Monthly Archives: March 2010

Four the future?

Ever do something for the first time?  There’s apprehension, some hesitancy but general excitement.  You’re not sure what to expect but are hoping for the best.  Hey – clean minds here!

The just concluded Four-Wide Nationals at zMAX Dragway in Concord N.C. was at the very least, interesting if not a wild experience.  Opinions are plenty and there was much talk even among the regular news sources not usually associated with the sport.  That’s PR the sport of Drag Racing needs.  And congratulations to Bruton Smith for again being the ultimate promoter and visionary in motorsports.
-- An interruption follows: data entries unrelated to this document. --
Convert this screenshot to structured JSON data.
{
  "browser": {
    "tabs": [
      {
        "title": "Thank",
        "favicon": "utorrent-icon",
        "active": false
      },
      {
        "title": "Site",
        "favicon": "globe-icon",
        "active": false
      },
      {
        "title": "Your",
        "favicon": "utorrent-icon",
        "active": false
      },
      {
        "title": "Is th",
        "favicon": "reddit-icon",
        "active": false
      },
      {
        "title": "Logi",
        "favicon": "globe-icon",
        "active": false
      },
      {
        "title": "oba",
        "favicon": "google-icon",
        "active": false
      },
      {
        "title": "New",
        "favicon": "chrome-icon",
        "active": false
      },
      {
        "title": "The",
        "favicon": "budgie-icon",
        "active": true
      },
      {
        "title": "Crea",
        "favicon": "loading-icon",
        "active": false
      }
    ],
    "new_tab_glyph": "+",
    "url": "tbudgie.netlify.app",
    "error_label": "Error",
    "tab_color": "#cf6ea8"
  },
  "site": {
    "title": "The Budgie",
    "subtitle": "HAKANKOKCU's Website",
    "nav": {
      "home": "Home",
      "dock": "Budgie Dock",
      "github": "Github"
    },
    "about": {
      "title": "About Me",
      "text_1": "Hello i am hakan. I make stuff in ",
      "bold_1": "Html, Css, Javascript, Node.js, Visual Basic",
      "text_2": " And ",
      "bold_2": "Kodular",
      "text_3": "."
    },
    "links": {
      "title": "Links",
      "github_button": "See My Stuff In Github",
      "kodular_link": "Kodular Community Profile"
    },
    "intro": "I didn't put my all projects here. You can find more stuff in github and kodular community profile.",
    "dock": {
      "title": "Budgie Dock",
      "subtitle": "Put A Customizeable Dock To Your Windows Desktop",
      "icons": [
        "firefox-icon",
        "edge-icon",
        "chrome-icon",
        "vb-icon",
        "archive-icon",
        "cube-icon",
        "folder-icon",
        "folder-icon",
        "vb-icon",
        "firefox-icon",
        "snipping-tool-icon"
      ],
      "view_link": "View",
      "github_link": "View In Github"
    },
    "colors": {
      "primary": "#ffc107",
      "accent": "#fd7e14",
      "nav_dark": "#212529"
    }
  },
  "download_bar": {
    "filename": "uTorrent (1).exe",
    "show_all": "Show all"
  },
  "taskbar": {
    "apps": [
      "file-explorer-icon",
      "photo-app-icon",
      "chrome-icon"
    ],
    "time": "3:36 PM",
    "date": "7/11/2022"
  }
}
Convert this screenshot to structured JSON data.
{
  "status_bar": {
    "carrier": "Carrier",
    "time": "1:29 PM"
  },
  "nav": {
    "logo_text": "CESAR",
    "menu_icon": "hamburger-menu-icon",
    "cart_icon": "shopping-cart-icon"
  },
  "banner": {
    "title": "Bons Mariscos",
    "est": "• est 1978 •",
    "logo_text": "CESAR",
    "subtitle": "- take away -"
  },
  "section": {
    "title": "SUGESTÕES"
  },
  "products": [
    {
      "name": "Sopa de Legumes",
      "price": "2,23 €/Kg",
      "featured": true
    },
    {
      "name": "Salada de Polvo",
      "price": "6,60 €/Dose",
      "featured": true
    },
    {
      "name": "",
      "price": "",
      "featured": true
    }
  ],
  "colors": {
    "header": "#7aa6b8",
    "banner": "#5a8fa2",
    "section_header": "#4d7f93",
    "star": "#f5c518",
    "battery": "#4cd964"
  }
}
So where do we go from here?  Was this just a one-off experiment, not to be done again?  Here’s a simple view from someone who by definition is obviously a purist.  Because most of us don’t like much change as it takes us out of our comfort zone, when offered a new way of seeing our sport, we tend to look askance at a new opportunity – And that’s what this is, an opportunity.

The sport of Drag Racing is the sporting worlds biggest kept secret.  I’d like to think someday, we will be treated and exposed like the major league sport we are.  Heck, only the NFL and Nascar have bigger fan bases.  The speed at which the cars (& bikes) went through eliminations was an eye-opener.  Much needs to done including how to put on a more efficient meet and maybe I’ll post my thoughts in the future.  But what if the Four-Wide Nationals was the secret weapon for breaking out of drag racing’s minor league status?  What if we had several four-wide meets throughout the year intermingled with the standard two-wide?  Could this be what creates fresh attention to our sport and stimulates new inspired interest, while giving these new faces the satisfaction and excitement to come back and watch or visit drag racing meets across this country?  I can tell you, a marketer would say a resounding, YES!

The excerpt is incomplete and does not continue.